Dannenfelser calls on the Trump administration to “Restore the in-person doctor visit requirement for the abortion drug” and “Stand by no taxpayer funding of abortion and Hyde policy,” warning that “What Republicans should fear is self-inflicted loss of their most passionate base,” referring to polling SBA recently commissioned finding that 34 percent of likely GOP primary voters say Republicans weakening or abandoning pro-life policies would make them feel less enthusiastic about voting in the midterms and less willing to volunteer for candidates or campaigns, which would be more than enough to make the difference in close congressional races.
Trump established a consistently pro-life record in his first term, which ended with a hotly-disputed loss to Joe Biden in 2020, but began to turn after the 2022 midterm elections, in which he attempted to blame the abortion issue for GOP underperformance. During his 2024 run, he changed further still, ruling out a federal abortion ban in favor of leaving the issue to the states, and changing the Republican Party platform’s longstanding pro-life language to reflect that preference.
This change was justified by invoking federalism, the conservative principle that America’s system of government intends for most matters to be decided at the state level, only imposing a national standard on select fundamental issues identified by the Constitution.

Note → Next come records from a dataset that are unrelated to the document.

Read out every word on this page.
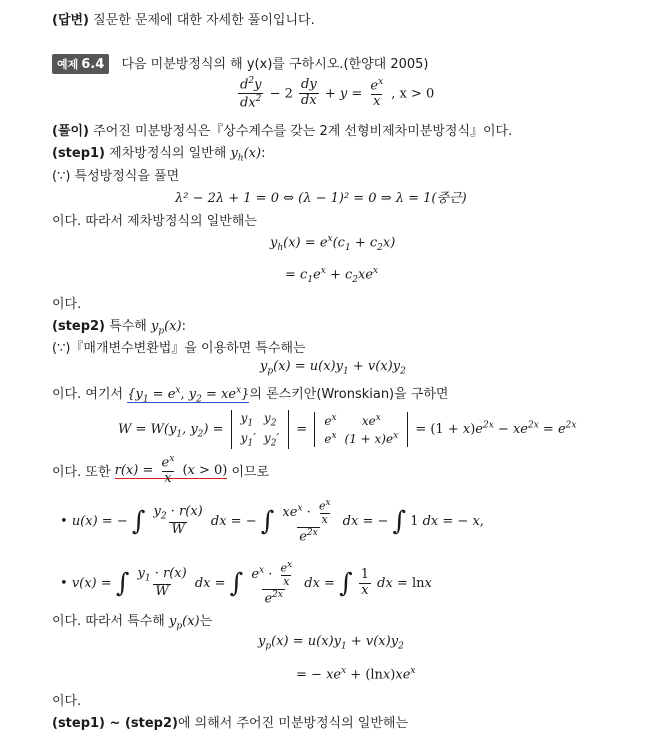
(답변) 질문한 문제에 대한 자세한 풀이입니다.
예제 6.4 다음 미분방정식의 해 y(x)를 구하시오.(한양대 2005)
$\frac{d^2y}{dx^2} - 2 \frac{dy}{dx} + y = \frac{e^x}{x}$ , x > 0
(풀이) 주어진 미분방정식은『상수계수를 갖는 2계 선형비제차미분방정식』이다.
(step1) 제차방정식의 일반해 $y_h(x)$:
(∵) 특성방정식을 풀면
λ² − 2λ + 1 = 0 ⇔ (λ − 1)² = 0 ⇒ λ = 1(중근)
이다. 따라서 제차방정식의 일반해는
$y_h(x) = e^x(c_1 + c_2x)$
= $c_1e^x + c_2xe^x$
이다.
(step2) 특수해 $y_p(x)$:
(∵)『매개변수변환법』을 이용하면 특수해는
$y_p(x) = u(x)y_1 + v(x)y_2$
이다. 여기서 {$y_1 = e^x$, $y_2 = xe^x$}의 론스키안(Wronskian)을 구하면
$W = W(y_1$, $y_2$) =
$y_1$	$y_2$
$y_1'$	$y_2'$
=
$e^x$	$xe^x$
$e^x$	$(1 + x)e^x = (1 + x)e^{2x} - xe^{2x} = e^{2x}$
이다. 또한 $r(x) = \frac{e^x}{x} (x > 0)$ 이므로
• u(x) = − ∫ $\frac{y_2 \cdot r(x)}{W}$ dx = − ∫ $\frac{xe^x \cdot \frac{e^x}{x}}{e^{2x}}$ dx = − ∫ 1 dx = − x,
• v(x) = ∫ $\frac{y_1 \cdot r(x)}{W}$ dx = ∫ $\frac{e^x \cdot \frac{e^x}{x}}{e^{2x}}$ dx = ∫ $\frac{1}{x}$ dx = lnx
이다. 따라서 특수해 $y_p(x)$는
$y_p(x) = u(x)y_1 + v(x)y_2$
= − $xe^x + (\ln x)xe^x$
이다.
(step1) ~ (step2)에 의해서 주어진 미분방정식의 일반해는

Pro-life critics stressed that the so-called “federalist” solution was wrong on principle, as preborn babies have an unalienable right to life that the Constitution’s Fourteenth Amendment charges Congress with giving equal protection, and that, as a practical matter, it would be unsustainable because the abortion lobby would never be content with only some states being “pro-choice.”
The latter point has been demonstrated with the rise of mail-order abortion pills, which make it effectively impossible to keep even pro-life states abortion-free, undermining their pro-life laws by enabling pills to be distributed and taken in complete privacy, regardless of the added risk to the women from cutting out supervision.
Yet Trump also declared he would not reverse former President Biden’s refusal to enforce federal law against mailing abortion pills across state lines. Pro-lifers were given hope in May 2025 that the White House’s position might change when Health & Human Services Secretary Robert F. Kennedy Jr. (another formerly pro-abortion figure who “moderated” during his own presidential bid) promised a “complete review” of the medical risks of abortion pills, though no conclusions or timetable have since been announced, leading some senators to question if it’s even happening.
The abortion industry has increasingly relied on abortion pills since the fall of Roe v. Wade, despite the risks they pose to women. An April 2025 analysis by the Ethics & Public Policy Center (EPPC) concluded that almost 11 percent of women suffer sepsis, infection, hemorrhaging, or other major conditions after taking mifepristone, according to insurance data. That and similar findings by the Restoration of America Foundation are part of a “growing body of evidence indicating that the health risks associated with mifepristone abortions are severe, widespread, and significantly underreported.”